Bhutan Telecom Limited
- Native name: འབྲུག་བརྒྱུད་འཕྲིན་ཚད།
- Company type: State-owned
- Industry: Telecommunications; Mobile network operator; Internet service provider;
- Founded: 1 July 2000; 25 years ago
- Headquarters: 2/28 Drophen Lam, Thimphu, Bhutan
- Area served: Bhutan
- Key people: Karma Jurme (CEO)
- Products: Fixed-line telephony; Mobile telephony; Broadband; Web hosting; Cloud services; GSM; GPRS; EDGE; UMTS; HSDPA; LTE; 5G NR;
- Website: www.bt.bt

= Bhutan Telecom =

Bhutan Telecom (འབྲུག་བརྒྱུད་འཕྲིན།) is a telecommunications and Internet service provider in the Kingdom of Bhutan.

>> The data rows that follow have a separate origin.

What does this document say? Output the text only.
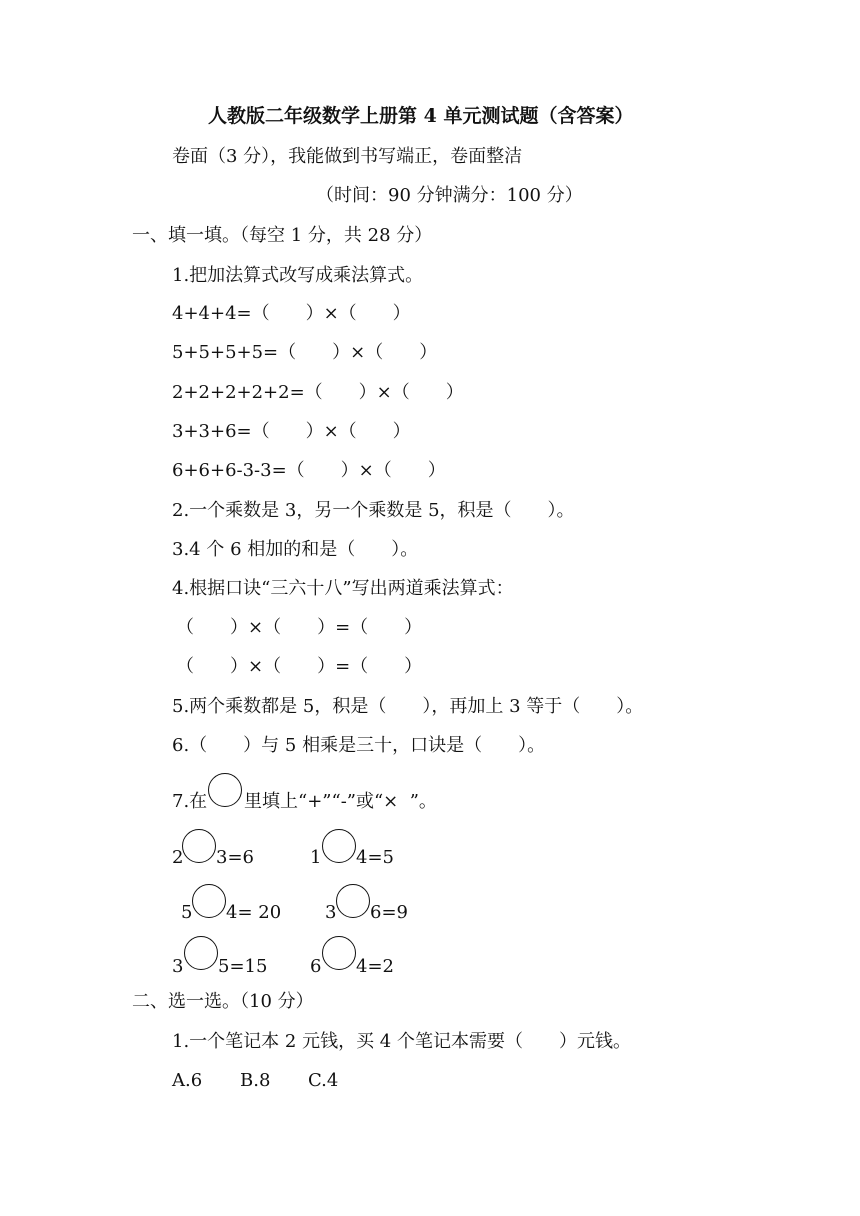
人教版二年级数学上册第 4 单元测试题（含答案）
卷面（3 分），我能做到书写端正，卷面整洁
（时间：90 分钟满分：100 分）
一、填一填。（每空 1 分，共 28 分）
1.把加法算式改写成乘法算式。
4+4+4=（　　）×（　　）
5+5+5+5=（　　）×（　　）
2+2+2+2+2=（　　）×（　　）
3+3+6=（　　）×（　　）
6+6+6-3-3=（　　）×（　　）
2.一个乘数是 3，另一个乘数是 5，积是（　　）。
3.4 个 6 相加的和是（　　）。
4.根据口诀“三六十八”写出两道乘法算式：
（　　）×（　　）=（　　）
（　　）×（　　）=（　　）
5.两个乘数都是 5，积是（　　），再加上 3 等于（　　）。
6.（　　）与 5 相乘是三十，口诀是（　　）。
7.在 里填上“+”“-”或“×  ”。
2 3=6	1 4=5
5 4= 20 3 6=9
3 5=15 6 4=2
二、选一选。（10 分）
1.一个笔记本 2 元钱，买 4 个笔记本需要（　　）元钱。
A.6 B.8 C.4
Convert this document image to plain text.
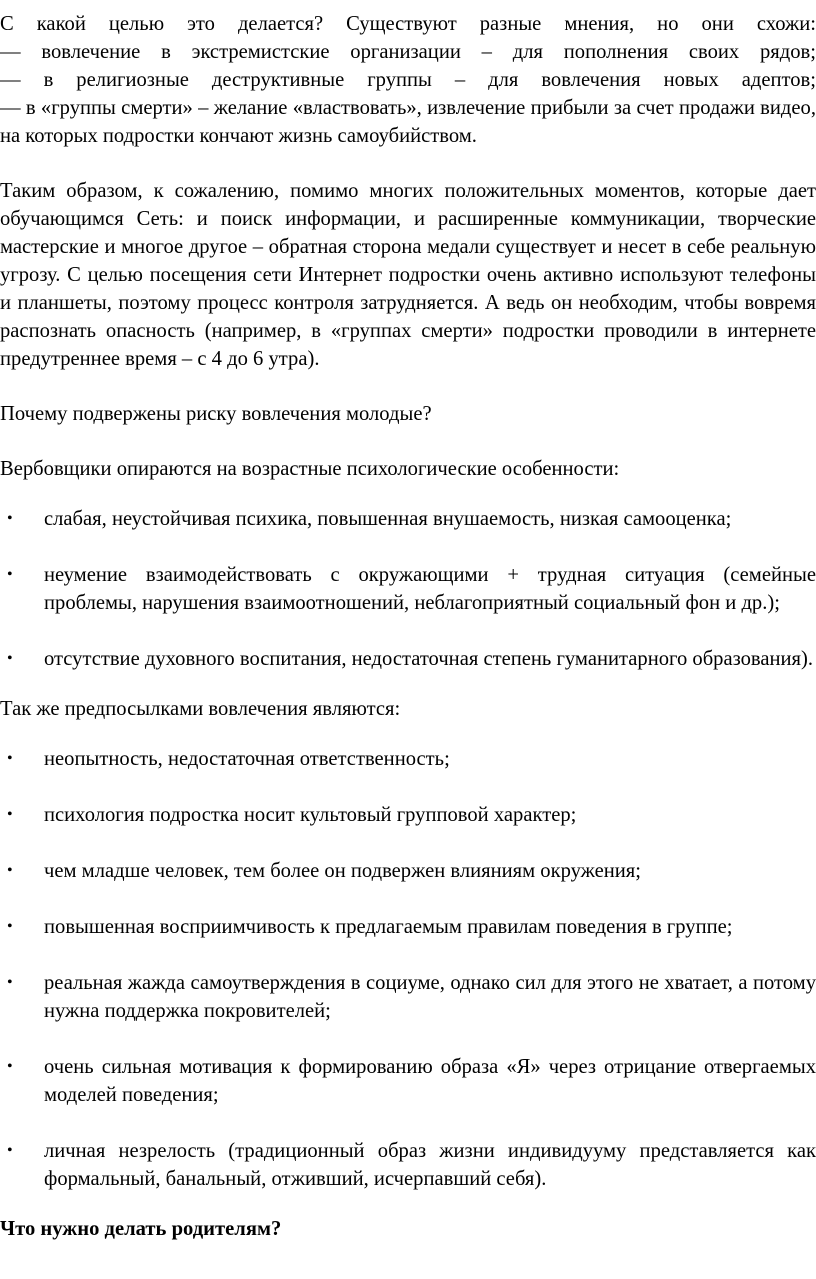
С какой целью это делается? Существуют разные мнения, но они схожи:

— вовлечение в экстремистские организации – для пополнения своих рядов;

— в религиозные деструктивные группы – для вовлечения новых адептов;

— в «группы смерти» – желание «властвовать», извлечение прибыли за счет продажи видео, на которых подростки кончают жизнь самоубийством.

Таким образом, к сожалению, помимо многих положительных моментов, которые дает обучающимся Сеть: и поиск информации, и расширенные коммуникации, творческие мастерские и многое другое – обратная сторона медали существует и несет в себе реальную угрозу. С целью посещения сети Интернет подростки очень активно используют телефоны и планшеты, поэтому процесс контроля затрудняется. А ведь он необходим, чтобы вовремя распознать опасность (например, в «группах смерти» подростки проводили в интернете предутреннее время – с 4 до 6 утра).

Почему подвержены риску вовлечения молодые?

Вербовщики опираются на возрастные психологические особенности:

• слабая, неустойчивая психика, повышенная внушаемость, низкая самооценка;
• неумение взаимодействовать с окружающими + трудная ситуация (семейные проблемы, нарушения взаимоотношений, неблагоприятный социальный фон и др.);
• отсутствие духовного воспитания, недостаточная степень гуманитарного образования).

Так же предпосылками вовлечения являются:

• неопытность, недостаточная ответственность;
• психология подростка носит культовый групповой характер;
• чем младше человек, тем более он подвержен влияниям окружения;
• повышенная восприимчивость к предлагаемым правилам поведения в группе;
• реальная жажда самоутверждения в социуме, однако сил для этого не хватает, а потому нужна поддержка покровителей;
• очень сильная мотивация к формированию образа «Я» через отрицание отвергаемых моделей поведения;
• личная незрелость (традиционный образ жизни индивидууму представляется как формальный, банальный, отживший, исчерпавший себя).

Что нужно делать родителям?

It is the sole fixed-line telephony provider in the country. It also operates the B-Mobile mobile service and the DrukNet Internet service.

==History==

Bhutan Telecom was established on 1 July 2000.

==B-Mobile==
B-Mobile provides service in all 205 Gewogs (Blocks) in Bhutan. It operates on 900/1800 MHz GSM/GPRS/EDGE, 850 MHz UMTS/HSDPA and 1800 MHz LTE frequencies.

LTE 4G was first launched in Thimphu on 24 October 2013. 4G service operates in 1800 MHz - band 3 (FDD). 5G NR was launched in Thimphu on 27 December 2021.